Akufo-Addo, whose two-term mandate ends on Jan. 7, 2025, said at a farmers' award ceremony late on Friday that cocoa farmers would now receive 49,600 Ghanaian cedi ($3,062) per metric ton compared with the 48,000 Ghanaian cedi announced when the season opened on Sept. 1.

A cocoa marketing board (Cocobod) spokesperson said the increase had been introduced with immediate effect.

Reports of a possible price hike led to farmers' hoarding beans in October, potentially squeezing global supplies.

The authorities have been seeking to increase farmers' incomes and deter smuggling, which led to Ghana losing more than a third of its cocoa output for 2023/24, according to Cocobod officials. This compounded sectoral woes that brought Ghana's production to a more than two-decade low, helping send global cocoa prices to record highs.

Akufo-Addo also said he had directed Cocobod to provide scholarships to cocoa farmers' children in tertiary education.

However Bright Simons, a vice president at Accra-based think tank IMANI Africa, said the motivation for the policies "appears to be strictly about votes in the impending elections", noting that the price hike was significantly below the cumulative effects of inflation and currency depreciation, muting the potential impact.
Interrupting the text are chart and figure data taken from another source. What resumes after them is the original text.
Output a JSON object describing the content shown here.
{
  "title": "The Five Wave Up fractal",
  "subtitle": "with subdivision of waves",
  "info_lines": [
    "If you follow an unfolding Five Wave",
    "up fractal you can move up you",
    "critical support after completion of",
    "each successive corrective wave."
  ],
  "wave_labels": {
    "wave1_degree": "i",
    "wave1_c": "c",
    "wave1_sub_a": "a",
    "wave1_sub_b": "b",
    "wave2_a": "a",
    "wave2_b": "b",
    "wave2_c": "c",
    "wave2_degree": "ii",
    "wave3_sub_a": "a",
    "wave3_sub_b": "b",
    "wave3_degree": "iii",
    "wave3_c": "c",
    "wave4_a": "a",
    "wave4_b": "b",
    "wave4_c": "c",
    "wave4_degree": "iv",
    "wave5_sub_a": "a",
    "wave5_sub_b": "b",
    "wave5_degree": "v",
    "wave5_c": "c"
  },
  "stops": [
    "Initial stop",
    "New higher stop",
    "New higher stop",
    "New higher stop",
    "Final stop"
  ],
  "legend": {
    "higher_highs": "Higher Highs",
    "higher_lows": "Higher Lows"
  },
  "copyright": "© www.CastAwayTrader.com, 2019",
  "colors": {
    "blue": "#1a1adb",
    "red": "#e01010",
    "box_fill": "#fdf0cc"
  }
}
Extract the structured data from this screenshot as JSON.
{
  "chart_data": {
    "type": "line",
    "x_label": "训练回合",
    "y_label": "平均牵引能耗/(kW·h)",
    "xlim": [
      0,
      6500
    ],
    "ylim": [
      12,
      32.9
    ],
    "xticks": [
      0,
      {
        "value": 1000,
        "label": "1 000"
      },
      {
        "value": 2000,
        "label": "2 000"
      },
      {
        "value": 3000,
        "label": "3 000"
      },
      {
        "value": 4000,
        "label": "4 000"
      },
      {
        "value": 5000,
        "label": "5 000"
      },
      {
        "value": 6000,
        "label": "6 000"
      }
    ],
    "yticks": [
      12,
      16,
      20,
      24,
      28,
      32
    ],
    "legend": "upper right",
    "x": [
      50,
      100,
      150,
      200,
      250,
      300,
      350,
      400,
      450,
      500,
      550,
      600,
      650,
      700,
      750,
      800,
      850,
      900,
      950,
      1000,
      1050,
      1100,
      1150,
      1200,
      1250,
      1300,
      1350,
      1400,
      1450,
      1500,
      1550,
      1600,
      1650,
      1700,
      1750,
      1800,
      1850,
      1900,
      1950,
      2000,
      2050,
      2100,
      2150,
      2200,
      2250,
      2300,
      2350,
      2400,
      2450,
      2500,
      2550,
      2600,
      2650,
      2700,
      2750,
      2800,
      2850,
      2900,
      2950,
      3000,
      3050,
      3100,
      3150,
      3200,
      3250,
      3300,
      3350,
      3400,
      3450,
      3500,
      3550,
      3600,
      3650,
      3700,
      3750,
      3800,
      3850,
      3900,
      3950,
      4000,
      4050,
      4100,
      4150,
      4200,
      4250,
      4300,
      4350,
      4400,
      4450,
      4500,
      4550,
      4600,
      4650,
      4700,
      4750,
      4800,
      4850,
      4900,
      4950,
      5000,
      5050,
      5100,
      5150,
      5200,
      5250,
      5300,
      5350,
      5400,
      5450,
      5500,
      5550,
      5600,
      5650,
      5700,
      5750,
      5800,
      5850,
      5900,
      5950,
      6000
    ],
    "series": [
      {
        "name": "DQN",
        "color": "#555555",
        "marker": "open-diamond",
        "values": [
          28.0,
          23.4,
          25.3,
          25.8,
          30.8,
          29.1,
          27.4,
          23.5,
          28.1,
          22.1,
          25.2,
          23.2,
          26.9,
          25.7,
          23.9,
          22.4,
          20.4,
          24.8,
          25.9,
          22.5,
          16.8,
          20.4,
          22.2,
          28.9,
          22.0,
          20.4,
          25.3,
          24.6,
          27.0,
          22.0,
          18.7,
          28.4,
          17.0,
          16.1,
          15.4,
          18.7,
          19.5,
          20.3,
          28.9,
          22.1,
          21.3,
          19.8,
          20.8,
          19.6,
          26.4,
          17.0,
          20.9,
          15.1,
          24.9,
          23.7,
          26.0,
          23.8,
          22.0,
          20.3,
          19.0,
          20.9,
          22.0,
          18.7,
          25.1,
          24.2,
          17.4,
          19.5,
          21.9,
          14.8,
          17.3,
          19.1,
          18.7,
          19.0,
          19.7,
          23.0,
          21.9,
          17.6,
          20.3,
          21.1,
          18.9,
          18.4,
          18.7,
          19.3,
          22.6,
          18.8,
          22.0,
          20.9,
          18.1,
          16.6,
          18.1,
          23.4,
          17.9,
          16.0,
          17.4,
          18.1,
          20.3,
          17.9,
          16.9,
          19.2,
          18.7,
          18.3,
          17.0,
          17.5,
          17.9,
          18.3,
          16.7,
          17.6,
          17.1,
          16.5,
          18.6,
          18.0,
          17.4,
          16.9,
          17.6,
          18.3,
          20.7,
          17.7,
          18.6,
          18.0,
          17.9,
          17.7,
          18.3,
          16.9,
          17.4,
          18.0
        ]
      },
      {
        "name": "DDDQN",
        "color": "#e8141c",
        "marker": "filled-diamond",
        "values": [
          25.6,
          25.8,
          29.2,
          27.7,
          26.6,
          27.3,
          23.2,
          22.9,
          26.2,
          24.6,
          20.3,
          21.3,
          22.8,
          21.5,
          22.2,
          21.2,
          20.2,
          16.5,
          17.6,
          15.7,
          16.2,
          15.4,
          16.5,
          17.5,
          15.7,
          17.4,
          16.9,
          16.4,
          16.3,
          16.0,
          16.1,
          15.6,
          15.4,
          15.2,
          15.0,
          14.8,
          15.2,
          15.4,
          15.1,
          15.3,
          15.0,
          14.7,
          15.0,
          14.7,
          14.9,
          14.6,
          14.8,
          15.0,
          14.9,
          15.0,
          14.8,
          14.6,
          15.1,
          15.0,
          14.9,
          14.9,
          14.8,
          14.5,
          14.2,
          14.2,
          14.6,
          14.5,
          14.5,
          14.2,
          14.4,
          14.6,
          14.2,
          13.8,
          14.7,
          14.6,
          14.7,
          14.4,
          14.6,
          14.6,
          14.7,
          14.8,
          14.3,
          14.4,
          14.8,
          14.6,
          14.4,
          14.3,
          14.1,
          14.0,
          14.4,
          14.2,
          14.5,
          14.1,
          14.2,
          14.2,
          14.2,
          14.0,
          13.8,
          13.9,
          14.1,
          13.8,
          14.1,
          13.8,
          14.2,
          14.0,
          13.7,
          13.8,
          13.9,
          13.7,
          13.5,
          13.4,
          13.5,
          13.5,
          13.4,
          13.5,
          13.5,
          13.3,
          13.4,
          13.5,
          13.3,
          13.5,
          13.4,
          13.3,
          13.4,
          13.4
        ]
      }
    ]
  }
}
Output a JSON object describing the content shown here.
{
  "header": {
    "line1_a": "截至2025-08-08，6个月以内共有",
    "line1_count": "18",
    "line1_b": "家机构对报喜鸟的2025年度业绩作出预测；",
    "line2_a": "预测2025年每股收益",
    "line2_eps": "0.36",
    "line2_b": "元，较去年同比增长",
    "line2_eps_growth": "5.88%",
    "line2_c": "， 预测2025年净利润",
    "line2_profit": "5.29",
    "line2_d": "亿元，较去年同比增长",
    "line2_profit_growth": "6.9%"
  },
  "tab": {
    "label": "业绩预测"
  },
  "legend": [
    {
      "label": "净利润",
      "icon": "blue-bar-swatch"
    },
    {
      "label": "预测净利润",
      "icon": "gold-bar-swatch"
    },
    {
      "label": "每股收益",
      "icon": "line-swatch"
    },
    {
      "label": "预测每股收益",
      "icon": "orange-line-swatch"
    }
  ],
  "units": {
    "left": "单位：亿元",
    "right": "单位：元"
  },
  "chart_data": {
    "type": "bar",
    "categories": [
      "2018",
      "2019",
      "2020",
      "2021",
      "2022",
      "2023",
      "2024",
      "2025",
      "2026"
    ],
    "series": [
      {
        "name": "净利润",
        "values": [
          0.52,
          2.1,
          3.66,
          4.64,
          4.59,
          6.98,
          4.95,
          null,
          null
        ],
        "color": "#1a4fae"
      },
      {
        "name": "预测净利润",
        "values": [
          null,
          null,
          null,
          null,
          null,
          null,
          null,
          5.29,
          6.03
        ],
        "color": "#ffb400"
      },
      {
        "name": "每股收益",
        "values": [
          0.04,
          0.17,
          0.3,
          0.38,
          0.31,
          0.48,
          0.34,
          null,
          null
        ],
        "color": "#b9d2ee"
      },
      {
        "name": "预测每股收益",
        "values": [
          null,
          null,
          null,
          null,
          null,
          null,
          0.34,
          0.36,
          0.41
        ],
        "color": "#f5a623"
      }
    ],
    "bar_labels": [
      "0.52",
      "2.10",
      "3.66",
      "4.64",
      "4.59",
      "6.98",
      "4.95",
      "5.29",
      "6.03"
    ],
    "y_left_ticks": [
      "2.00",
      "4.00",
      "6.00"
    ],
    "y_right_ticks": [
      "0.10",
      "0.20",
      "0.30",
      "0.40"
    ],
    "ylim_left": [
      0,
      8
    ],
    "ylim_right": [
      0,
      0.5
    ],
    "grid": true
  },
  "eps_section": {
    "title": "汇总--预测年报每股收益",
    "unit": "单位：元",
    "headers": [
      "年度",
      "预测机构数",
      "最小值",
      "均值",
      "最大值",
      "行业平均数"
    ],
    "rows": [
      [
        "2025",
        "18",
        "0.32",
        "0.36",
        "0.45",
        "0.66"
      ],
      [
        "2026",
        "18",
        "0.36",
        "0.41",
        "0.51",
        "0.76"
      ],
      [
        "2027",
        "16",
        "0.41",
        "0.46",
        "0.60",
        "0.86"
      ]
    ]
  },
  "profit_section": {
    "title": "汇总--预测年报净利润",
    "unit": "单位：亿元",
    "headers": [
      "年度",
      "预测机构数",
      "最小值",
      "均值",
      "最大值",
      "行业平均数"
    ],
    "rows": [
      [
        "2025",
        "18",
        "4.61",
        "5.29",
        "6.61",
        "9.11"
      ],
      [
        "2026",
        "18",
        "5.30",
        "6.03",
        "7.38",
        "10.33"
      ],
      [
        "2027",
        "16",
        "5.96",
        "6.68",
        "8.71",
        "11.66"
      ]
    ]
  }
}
Ghana, one of Africa's most stable democracies, heads to the polls on Dec. 7 to elect a replacement to Akufo-Addo, who first came to office in 2017.

Vice President Muhamudu Bawumia of the ruling New Patriotic Party, and former president John Mahama of the main opposition National Democratic Congress party, are the main contenders.

Polls from Accra-based research group Global InfoAnalytics tip Mahama to win as Ghana's worst economic crisis in a generation weighs against the ruling party. Bawumia, an economist and former central banker, is seen as the face of the government's economic policies.

Ghana's cocoa production is second only to neighbouring Ivory Coast.